Research: Commentary

A Cry For 'Justice'

South Florida Sun-Sentinel, October 10, 2003 | Article


Pakistani President Pervez Musharraf's recent New York statements --that "Islam as a religion is being targeted and pilloried," that the Islamic world has an obligation to reform the religious schools "that preach hatred" and that it must "shun militancy and extremism" but for that to be feasible "the West must join us by helping to resolve all political disputes involving Muslims with justice" -- deserve to be pondered and acted upon.

The unresolved political disputes that roil Pakistan go back to its formation as a state when India got its independence from Great Britain. Wrangling between Hindus and Muslims resulted in two states, Muslim Pakistan and Hindu India, with an exchange of over 10 million people between them.

Pakistan wound up with five hostile ethnic/religious groups and two separate areas with India between them. Giving mostly Muslim Jammu and Kashmir to India at the request of its maharajah resulted in civil war. Kashmir has been divided by a "Green line" between Pakistan and India, with wars and sporadic guerrilla warfare ever since.

Pakistan lost its eastern area to civil war, ending in a separate state, Bangladesh. Its North West Territories and Waziristan, stretching along the Afghan border, have resisted Pakistani political or military control to this day.

Cold War divisions brought benefits to Pakistan when the U.S. saw it as a buffer to India's friendship with the Soviet Union and showered it with military and development aid. When the United States determined to destabilize the Soviets, the CIA funded the recruitment of Middle Eastern fighters (mujahedeen) to overthrow the Communist Afghan government, and Pakistan was a natural for the staging area. Success lured the Soviets to invade.

Soviet defeat left the mujahedeen at loose ends, Osama bin Laden's al-Qaida in its formative stages and Pakistan stuck with religious schools (madrassas) which taught the Taliban, financed by Saudi Arabia.

When the Soviets retreated and Americans abandoned Afghanistan, the mujahedeen engaged in years of looting and destruction. The Taliban invaded, bringing order, but with rigid fundamentalist ideology. The madrassas are still open and thriving on the Afghan border, further complicating Pakistan's problems.

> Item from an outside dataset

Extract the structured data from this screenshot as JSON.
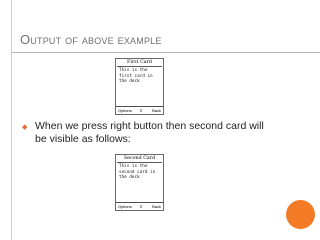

Musharaff made a complete switch in policy by throwing his support from the Taliban to the U.S. after 9-11. But he is walking a tightrope in his attempt to satisfy American demands that he control the Afghan border, sullenly resisted by his military and intelligence officers, while the U.S. has imposed punishing restrictions on its vital textile trade.

The United States used Pakistan to attain its Cold War ends, favored it against India and looked the other way when it began its nuclear program. India developed its own nuclear capability in response. Their saber-rattling has raised fears of a nuclear exchange.

A five-month-old peace initiative between India and Pakistan over the Kashmir border dispute has dissolved into renewed violence, taking more than 300 lives, with no end in sight.

Pakistan has multiple problems that good-faith international negotiations may contain before disaster strikes.

Musharaff's cry for "justice" in political disputes resonates throughout Middle East countries and their restless peoples, for they see American policies as supporting a continuation of Western colonial decisions that drew state borders of convenience, separating national groups and leaving them under the heel of despotic monarchies and dictatorships that sell off their natural resources to enrich themselves and fund their lavish lifestyles. We have set up a ring of military bases in these countries serving to guarantee our control of Middle Eastern oil, angering their citizens who resent loss of sovereignty and control of their patrimony.

They resent our demand that no Middle Eastern country possess nuclear technology -- while Israel refuses to sign the Nuclear Non-Proliferation Treaty and is reputed to have some 200 nuclear weapons -- and are outraged by our lack of an even-handed approach to the Israeli-Palestinian conflict.

Our simplistic approach to the Middle East as "a clash of civilizations" is fostering resentment and hatred. The so-called "War on Terrorism" has devastated two countries, Iraq and Afghanistan, already. Terrorist incidents, if anything, have increased.

An even-handed approach in an honest, open effort to solve festering disputes would advance peace and regain the world's respect, which we have foolishly squandered.

Jim Mullins is a senior fellow at the Center for International Policy in Washington, D.C., and a resident of Delray Beach.